Molti si chiedono perché ricordare certi uomini del passato. A molti sembra persino insensato, ma noi giovani abbiamo imparato, forse, a comprendere che è importante fare memoria del proprio passato.
Ogni cittadino onesto deve farlo, è un suo diritto, ma soprattutto un suo dovere. Fare memoria del passato serve a non trincerarsi dietro la cortina dell'indifferenza e del relativismo. Fare memoria è una potente medicina contro l'assuefazione a situazioni che non possono essere accettate per nessuna ragione. Fare memoria significa quindi guardarsi indietro, verso un passato che ha tanto da insegnarci. Infatti, come lei stesso affermava, "la lotta alla mafia, il primo problema da risolvere nella nostra terra bellissima e disgraziata, [deve essere] un movimento culturale e morale che [coinvolga] tutti e specialmente le giovani generazioni, le più adatte a sentire subito la bellezza del fresco profumo di libertà che fa rifiutare il puzzo del compromesso morale, dell'indifferenza, della contiguità e quindi della complicità".

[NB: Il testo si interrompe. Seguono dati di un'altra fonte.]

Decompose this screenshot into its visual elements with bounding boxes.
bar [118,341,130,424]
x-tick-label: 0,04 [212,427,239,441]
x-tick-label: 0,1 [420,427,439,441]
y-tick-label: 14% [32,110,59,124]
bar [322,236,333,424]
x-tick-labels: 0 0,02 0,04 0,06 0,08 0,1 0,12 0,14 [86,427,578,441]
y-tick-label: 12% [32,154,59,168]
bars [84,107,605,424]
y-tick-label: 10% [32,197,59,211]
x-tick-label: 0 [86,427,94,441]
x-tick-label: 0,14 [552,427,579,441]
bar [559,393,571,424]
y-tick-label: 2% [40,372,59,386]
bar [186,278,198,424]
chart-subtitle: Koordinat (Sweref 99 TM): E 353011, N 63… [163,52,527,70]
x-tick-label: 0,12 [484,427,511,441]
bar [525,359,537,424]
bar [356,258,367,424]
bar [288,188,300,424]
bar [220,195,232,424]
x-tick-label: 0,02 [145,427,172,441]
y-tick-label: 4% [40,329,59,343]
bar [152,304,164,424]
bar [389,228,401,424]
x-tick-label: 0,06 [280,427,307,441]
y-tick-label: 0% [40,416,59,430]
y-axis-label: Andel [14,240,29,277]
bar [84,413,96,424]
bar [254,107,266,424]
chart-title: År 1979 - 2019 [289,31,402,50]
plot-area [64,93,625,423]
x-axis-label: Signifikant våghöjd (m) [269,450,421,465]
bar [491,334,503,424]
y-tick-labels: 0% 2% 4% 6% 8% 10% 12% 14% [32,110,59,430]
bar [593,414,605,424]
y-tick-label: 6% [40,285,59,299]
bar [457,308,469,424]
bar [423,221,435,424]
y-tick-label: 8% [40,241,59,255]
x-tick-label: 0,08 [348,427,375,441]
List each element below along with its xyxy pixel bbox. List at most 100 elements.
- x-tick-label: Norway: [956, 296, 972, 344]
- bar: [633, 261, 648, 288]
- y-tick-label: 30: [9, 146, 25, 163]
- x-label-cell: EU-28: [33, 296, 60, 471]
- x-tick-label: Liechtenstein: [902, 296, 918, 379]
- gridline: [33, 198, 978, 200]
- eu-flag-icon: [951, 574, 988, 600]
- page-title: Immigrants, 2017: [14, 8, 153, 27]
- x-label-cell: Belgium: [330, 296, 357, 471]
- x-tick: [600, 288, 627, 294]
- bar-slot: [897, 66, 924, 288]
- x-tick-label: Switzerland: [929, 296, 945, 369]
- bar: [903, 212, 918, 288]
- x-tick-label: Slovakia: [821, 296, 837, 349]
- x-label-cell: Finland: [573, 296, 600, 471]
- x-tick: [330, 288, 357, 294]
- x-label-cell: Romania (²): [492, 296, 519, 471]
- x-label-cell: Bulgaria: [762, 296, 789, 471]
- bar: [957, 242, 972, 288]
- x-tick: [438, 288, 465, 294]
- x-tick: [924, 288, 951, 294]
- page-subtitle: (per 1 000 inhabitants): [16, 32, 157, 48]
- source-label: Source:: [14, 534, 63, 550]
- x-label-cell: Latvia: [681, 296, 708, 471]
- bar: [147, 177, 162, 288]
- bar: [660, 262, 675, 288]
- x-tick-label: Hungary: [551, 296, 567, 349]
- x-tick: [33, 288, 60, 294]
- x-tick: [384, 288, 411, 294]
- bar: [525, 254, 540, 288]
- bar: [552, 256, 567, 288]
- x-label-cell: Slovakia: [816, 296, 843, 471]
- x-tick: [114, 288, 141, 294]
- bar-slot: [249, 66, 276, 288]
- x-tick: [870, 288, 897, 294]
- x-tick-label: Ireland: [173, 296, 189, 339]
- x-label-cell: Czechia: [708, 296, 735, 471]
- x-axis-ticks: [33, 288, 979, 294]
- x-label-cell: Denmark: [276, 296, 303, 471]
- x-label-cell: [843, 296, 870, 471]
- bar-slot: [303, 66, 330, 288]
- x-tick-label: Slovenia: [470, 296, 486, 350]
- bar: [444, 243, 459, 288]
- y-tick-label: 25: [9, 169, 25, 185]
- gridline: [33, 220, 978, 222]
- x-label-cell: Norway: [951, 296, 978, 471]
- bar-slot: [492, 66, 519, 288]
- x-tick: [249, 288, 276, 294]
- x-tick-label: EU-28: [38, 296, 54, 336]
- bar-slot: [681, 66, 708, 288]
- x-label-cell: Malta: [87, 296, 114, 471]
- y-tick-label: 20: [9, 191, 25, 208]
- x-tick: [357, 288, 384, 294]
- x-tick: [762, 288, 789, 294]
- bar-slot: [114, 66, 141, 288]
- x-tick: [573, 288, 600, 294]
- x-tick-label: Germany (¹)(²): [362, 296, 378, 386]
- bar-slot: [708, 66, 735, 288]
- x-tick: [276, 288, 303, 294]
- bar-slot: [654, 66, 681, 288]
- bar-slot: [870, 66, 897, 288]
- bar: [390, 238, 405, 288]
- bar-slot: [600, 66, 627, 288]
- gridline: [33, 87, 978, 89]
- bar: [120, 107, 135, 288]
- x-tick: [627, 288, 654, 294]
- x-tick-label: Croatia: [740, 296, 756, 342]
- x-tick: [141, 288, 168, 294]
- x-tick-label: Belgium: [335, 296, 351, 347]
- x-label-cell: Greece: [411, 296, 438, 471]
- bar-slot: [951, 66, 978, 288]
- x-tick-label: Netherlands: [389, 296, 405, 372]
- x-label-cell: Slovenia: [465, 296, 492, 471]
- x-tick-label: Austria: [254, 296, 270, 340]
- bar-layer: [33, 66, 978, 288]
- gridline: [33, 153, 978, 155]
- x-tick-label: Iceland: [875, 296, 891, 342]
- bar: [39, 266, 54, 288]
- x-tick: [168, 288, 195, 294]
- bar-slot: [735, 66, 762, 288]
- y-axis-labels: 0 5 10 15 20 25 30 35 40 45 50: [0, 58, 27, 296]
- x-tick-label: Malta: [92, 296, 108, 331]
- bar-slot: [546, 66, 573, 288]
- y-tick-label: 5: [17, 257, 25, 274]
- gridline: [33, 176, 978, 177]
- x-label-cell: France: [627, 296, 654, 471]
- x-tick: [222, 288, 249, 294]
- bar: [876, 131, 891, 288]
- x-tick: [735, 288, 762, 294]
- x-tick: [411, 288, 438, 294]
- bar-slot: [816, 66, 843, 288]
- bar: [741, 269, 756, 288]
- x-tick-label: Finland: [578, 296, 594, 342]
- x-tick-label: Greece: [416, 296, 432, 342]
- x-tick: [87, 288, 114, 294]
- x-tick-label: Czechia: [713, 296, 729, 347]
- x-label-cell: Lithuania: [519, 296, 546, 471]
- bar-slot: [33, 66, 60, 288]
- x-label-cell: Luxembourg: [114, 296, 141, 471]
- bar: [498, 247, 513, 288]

Noi giovani generazioni, raccogliamo il suo appello. Lei stesso, infatti, ci ricordava: "Parlatene alla radio, in televisione, sui giornali. Però parlatene". Oggi lo facciamo anche attraverso i social network. Cambiano i mezzi di comunicazione, non l'impegno e la lotta contro la mafia. Vorremmo proprio sentirla un giorno "la bellezza del fresco profumo di libertà che fa rifiutare il puzzo del compromesso morale, dell'indifferenza, della contiguità e quindi della complicità".
Quindi non possiamo restare indifferenti, noi giovani, perché come ricorda Dante Alighieri: "i luoghi più caldi dell'inferno sono riservati a coloro che in tempi di grande crisi morale si mantengono neutrali".

Siamo sulla buona strada e da qui continuiamo il cammino!!
La strada è ancora lunga, ma noi però non ci fermeremo mai, perché le idee di uomini come lei (e di altri uomini di giustizia) devono continuare a camminare sulle nostre gambe. Perché? Semplice. Chi si ferma è perduto!